Don’t Ask Don’t Tell has been repealed, but what role did research have in the military’s decision to let gay service members serve openly? In an invited symposium, a panel led by Air Force psychologist Howard N. Garb discussed the impact of psychological science on military policies concerning gay service members.
The session featured a presentation by Laura L. Miller, a social scientist from RAND Corporation. At the beginning of her talk, Miller clarified some misconceptions:
“Historically, sexual orientation has not been a criteria for screening,” says Miller. After World War II, psychiatrists lobbied the military to implement psychiatric evaluations of recruits and screening for homosexuality became part of that process. According to Miller, the major argument for banning gays from the military at the time was that morale and unit cohesion would decline, but, she says, “This was asserted without any research or evidence.”
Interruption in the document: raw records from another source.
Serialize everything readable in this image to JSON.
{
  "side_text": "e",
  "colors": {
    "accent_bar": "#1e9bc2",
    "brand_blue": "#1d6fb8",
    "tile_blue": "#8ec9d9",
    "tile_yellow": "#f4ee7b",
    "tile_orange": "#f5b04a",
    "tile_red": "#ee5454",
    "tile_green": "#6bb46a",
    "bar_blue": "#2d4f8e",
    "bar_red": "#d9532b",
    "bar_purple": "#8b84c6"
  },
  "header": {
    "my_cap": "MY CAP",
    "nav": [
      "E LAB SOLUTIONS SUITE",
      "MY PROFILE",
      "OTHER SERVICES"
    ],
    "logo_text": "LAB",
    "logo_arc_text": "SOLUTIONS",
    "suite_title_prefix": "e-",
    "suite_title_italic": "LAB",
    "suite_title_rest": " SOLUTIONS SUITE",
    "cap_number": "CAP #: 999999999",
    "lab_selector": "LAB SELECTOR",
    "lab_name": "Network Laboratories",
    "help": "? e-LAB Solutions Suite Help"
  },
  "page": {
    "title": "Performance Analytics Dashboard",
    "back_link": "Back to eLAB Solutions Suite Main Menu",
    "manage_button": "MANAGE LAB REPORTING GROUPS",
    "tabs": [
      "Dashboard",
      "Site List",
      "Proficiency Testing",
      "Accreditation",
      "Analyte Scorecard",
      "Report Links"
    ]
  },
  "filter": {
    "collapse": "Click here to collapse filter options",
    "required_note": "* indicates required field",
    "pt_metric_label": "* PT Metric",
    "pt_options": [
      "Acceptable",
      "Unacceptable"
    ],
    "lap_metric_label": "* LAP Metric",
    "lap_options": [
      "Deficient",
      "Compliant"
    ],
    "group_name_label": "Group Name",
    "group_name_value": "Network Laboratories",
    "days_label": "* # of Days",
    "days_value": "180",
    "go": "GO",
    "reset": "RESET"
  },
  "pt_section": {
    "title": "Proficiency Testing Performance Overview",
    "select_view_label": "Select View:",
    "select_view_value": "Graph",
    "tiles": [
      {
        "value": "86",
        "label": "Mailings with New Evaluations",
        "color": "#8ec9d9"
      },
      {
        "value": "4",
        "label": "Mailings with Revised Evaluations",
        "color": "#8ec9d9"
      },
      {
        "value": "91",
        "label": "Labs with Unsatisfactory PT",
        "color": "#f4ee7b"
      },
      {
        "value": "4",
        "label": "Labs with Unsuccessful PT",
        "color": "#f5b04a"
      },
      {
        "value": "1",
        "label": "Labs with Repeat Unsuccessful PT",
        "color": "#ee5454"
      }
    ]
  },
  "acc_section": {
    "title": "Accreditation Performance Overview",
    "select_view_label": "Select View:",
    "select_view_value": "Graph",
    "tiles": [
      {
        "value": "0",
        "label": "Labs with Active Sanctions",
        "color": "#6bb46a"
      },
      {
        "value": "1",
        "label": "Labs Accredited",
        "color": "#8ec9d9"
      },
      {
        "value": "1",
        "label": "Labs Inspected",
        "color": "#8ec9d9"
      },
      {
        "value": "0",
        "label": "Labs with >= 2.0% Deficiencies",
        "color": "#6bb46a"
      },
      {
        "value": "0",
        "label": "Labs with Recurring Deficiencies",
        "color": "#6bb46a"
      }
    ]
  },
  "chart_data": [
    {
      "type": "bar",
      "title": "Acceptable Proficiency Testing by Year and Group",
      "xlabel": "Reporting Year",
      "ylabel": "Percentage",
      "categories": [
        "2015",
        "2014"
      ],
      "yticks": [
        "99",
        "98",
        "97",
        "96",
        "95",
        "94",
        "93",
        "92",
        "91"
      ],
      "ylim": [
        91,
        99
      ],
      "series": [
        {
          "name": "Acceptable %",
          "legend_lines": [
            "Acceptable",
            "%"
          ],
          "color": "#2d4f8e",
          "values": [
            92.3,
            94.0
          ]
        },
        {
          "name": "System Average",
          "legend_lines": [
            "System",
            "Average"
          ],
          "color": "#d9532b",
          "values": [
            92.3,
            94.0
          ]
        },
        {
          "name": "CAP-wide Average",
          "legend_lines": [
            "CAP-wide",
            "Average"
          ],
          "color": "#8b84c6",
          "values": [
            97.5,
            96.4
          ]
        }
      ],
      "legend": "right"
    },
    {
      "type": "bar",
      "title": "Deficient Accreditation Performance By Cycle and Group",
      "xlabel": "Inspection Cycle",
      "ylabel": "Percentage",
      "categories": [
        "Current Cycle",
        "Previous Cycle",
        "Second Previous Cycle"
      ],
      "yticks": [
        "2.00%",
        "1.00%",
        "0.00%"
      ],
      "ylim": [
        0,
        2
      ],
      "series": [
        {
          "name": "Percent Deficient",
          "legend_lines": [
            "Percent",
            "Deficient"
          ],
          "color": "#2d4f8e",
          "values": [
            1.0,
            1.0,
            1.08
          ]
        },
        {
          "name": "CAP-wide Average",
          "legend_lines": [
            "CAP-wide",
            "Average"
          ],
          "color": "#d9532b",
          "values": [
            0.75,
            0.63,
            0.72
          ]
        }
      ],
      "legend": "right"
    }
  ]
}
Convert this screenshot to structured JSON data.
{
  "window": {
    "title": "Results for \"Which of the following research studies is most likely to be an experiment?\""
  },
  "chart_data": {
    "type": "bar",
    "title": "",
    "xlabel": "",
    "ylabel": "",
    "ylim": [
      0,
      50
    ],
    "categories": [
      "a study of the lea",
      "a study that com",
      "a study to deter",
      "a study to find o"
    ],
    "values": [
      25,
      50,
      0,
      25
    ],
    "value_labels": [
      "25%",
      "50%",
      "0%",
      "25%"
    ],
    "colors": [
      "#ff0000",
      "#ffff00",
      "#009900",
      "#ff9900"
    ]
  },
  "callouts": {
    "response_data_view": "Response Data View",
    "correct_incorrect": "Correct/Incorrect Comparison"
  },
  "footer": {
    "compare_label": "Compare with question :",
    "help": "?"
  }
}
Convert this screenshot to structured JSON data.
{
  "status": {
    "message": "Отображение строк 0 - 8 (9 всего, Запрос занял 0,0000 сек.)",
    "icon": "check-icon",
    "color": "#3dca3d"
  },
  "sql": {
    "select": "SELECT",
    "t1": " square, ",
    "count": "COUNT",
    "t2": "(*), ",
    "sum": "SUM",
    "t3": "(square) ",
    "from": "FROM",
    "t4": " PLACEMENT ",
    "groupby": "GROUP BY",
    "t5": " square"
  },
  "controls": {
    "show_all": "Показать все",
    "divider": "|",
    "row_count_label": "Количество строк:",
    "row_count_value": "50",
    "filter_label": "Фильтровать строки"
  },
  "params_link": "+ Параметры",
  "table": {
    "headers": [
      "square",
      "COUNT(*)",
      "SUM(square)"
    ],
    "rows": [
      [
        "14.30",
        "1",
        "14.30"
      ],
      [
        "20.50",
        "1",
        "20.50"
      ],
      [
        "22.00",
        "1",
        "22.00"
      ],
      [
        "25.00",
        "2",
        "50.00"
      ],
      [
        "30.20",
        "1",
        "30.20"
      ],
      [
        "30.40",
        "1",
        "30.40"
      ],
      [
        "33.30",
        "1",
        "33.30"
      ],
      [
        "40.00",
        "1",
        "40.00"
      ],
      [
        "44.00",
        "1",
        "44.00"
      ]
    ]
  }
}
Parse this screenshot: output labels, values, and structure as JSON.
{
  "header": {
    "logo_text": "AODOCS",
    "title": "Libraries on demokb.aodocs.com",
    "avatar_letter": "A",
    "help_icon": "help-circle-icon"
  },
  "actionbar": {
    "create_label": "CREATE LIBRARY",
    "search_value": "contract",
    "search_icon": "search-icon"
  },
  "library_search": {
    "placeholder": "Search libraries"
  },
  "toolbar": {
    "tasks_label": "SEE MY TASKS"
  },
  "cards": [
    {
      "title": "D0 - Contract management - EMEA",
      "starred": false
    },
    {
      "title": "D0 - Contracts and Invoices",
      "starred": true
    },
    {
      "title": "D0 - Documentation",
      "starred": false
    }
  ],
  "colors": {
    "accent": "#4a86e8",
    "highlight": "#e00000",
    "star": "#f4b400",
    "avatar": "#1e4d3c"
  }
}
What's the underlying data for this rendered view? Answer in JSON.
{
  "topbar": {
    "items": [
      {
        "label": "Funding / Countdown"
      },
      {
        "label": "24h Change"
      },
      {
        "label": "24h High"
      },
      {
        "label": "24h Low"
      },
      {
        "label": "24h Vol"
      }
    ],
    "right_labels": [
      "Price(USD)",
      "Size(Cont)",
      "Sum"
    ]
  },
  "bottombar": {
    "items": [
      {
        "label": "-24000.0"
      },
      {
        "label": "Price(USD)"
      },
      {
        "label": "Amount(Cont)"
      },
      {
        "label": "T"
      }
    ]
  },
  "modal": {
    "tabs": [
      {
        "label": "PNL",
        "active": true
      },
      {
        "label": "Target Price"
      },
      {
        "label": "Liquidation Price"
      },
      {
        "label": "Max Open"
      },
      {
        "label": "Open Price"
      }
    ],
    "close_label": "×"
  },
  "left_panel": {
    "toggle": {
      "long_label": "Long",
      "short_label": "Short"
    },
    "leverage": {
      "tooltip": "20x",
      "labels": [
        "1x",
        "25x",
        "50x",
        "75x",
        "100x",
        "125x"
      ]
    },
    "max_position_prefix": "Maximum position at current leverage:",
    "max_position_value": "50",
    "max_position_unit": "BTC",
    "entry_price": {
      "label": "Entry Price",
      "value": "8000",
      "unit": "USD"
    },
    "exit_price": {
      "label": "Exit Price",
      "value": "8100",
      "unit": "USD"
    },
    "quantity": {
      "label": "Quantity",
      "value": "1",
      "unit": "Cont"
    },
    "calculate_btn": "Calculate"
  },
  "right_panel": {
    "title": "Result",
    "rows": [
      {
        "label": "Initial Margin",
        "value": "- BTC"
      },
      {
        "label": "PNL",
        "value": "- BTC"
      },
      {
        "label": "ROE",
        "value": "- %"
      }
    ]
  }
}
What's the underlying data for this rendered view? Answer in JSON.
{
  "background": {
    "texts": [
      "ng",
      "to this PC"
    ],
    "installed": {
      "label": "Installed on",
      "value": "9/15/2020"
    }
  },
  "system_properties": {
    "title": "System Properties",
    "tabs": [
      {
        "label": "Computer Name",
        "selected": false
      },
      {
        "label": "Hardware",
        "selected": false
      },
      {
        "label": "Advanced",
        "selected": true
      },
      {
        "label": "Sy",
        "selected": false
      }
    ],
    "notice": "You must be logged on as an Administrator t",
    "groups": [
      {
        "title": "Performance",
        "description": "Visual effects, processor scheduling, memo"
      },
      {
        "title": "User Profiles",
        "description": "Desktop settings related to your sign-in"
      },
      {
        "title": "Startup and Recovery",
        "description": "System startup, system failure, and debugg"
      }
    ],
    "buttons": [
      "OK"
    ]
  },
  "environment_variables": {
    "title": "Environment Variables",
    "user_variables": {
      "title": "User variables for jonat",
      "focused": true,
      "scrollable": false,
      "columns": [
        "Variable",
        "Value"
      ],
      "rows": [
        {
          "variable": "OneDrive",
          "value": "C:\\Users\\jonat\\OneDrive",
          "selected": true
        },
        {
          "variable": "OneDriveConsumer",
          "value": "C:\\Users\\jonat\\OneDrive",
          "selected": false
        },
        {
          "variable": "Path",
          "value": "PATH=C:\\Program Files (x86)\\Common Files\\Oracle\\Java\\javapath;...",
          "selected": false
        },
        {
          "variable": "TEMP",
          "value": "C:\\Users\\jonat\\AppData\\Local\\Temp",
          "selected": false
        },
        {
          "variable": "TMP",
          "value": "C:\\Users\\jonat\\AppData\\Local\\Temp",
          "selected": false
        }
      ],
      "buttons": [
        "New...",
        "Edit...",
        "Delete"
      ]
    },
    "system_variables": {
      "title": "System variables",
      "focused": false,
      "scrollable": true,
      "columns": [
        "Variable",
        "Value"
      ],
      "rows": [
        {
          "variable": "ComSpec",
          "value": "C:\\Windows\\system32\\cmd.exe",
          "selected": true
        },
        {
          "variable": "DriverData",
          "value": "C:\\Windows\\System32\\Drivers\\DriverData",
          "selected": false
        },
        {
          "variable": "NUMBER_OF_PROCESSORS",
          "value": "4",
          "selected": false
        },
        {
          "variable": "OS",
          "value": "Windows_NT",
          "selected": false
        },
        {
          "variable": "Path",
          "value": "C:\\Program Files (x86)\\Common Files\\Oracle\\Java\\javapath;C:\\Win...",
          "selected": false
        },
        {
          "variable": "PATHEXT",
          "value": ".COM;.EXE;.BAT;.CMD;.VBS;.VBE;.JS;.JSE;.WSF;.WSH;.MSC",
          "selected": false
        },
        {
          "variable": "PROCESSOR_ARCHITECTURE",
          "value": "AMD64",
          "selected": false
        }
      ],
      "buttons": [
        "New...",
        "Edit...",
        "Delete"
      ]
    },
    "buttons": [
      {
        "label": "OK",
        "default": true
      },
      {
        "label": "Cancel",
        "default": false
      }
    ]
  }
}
Miller also discussed the results of her own study, which was based on survey results from 545 military personnel. Her findings showed that 20% of the respondents knew someone who was gay in their unit despite the ban. More importantly, she found that knowing a gay or lesbian unit member did not impact the respondents’ cohesion or readiness assessments. Instead, she found that leadership, training and equipment quality were more critical.
“All these other things are what really matters for their quality of life, their well-being, their unit cohesion and effectiveness,” says Miller.
Following the talk, Emily Sussman, a policy associate from the Service Members Legal Defense Network, discussed the impact of research in making open service a reality. According to her, the argument for open service was strengthened by the research results, especially when the data indicated that the military was losing many skilled service members because of the ban.
“It was because of the research that was done by Laura Miller and others that this became a moving argument for us,” she says.
All of the panelists pointed out that there are many opportunities for psychological research as the military transitions to open service. For instance, researchers could track changing attitudes and stereotypes or investigate the impact of open service on military recruitment. Yet, they acknowledged that the challenges involved in studying military personnel have discouraged researchers.
“It is hard to do research in a military setting,” says Garb. “But there are very important psychology issues here and psychologists have had minimal involvement.”